Cybermenaces au Gabon : des associations battent le rappel contre les attaques numériques
À Libreville, un regroupement d’organisations de la société civile gabonaise a décidé de passer à l’action judiciaire pour dénoncer l’augmentation alarmante des cybermenaces dans le pays. Les associations pointent notamment des piratages massifs de comptes WhatsApp et Facebook, touchant des citoyens de tous horizons.
Selon les informations recueillies, plus d’une cinquantaine de Gabonais ont signalé avoir été victimes de ces intrusions numériques. L’analyse des causes de ces cyberattaques révèle un lien troublant avec l’utilisation massive des réseaux privés virtuels (VPN), adoptés par les internautes pour contourner la suspension des plateformes sociales décidée par les autorités le 17 février dernier.

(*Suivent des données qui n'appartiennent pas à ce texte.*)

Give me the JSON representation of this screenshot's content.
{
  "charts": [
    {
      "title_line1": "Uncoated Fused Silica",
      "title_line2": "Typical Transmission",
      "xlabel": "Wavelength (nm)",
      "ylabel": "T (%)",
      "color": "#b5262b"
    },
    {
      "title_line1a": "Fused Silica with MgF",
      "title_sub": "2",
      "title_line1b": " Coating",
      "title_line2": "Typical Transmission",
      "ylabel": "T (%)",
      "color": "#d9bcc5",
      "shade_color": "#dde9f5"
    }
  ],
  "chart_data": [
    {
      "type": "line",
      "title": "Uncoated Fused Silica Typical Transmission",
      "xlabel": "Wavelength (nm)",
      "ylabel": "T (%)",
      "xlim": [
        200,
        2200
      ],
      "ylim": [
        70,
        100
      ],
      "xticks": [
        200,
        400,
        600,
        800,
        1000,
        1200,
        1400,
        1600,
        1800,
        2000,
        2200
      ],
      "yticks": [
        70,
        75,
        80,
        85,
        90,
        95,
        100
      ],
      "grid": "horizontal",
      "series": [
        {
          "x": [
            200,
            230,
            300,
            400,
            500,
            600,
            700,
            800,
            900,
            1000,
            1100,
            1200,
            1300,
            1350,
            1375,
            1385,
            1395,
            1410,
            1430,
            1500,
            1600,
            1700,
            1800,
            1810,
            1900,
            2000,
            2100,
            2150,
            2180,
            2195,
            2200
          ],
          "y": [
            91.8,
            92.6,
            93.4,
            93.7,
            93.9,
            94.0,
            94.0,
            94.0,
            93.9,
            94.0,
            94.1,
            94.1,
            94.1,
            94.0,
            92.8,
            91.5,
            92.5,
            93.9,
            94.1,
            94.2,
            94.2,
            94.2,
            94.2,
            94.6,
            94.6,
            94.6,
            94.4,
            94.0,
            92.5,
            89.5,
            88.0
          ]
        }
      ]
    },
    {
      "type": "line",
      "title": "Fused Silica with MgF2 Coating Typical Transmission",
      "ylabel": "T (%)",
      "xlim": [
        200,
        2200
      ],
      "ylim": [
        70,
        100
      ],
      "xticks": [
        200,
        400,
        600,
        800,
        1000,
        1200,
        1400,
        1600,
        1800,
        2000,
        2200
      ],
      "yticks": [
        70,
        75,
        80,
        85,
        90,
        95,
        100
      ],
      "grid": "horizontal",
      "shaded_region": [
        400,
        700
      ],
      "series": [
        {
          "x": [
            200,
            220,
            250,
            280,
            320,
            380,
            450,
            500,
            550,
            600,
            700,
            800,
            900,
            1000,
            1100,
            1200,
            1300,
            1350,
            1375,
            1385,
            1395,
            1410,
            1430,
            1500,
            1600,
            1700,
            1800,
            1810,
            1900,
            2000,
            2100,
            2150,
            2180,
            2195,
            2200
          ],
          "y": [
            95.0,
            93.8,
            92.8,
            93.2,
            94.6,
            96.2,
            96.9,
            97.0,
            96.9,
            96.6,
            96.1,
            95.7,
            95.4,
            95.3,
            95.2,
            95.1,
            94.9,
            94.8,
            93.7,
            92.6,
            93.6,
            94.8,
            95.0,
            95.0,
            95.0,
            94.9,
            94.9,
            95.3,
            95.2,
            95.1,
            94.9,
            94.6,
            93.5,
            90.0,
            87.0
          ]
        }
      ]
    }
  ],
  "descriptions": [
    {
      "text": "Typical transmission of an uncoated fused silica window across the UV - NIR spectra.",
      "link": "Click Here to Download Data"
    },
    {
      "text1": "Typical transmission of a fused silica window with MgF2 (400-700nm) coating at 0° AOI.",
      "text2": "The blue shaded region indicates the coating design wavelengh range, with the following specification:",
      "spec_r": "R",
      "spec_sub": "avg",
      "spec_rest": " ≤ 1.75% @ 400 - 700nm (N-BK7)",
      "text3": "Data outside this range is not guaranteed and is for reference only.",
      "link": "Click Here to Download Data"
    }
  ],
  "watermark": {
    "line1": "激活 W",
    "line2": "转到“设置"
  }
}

Patrice Thérence Mezui, président de la Ligue nationale des droits humains et porte-parole du collectif, explique : « Les appels et messages frauduleux proviennent souvent de numéros commençant par +500 ou +600, des indicatifs internationaux. Cela suggère fortement que les responsables de ces attaques ne se trouvent pas sur le territoire gabonais. »
Le collectif rappelle que, avant la décision de la Haute Autorité de la communication (HAC) de suspendre l’accès aux réseaux sociaux, ces cybermenaces étaient marginales. Depuis cette mesure, elles se sont multipliées, suscitant de vives critiques quant à son impact sur les libertés fondamentales.
« Cette suspension viole la Constitution, notamment son chapitre consacré aux droits et libertés fondamentales », dénonce M. Mezui. Il ajoute : « Les tribunaux se sont déclarés incompetents, estimant que l’acte contesté relève du domaine administratif. Nous avons donc saisi le Conseil d’État pour obtenir justice. »
Le collectif exige une réaction immédiate du gouvernement : la levée de la suspension des réseaux sociaux, devenue quasi permanente. Il appelle également à la promulgation de la loi sur l’usage des plateformes sociales, adoptée récemment par le Parlement. Une négociation nationale est aussi réclamée pour établir un cadre équilibré et respectueux des droits des citoyens.
La HAC justifie cette restriction par la lutte contre les désordres informationnels, le cyberharcèlement et les discours de haine. Pourtant, la société civile juge cette mesure disproportionnée et contraire aux principes de l’État de droit.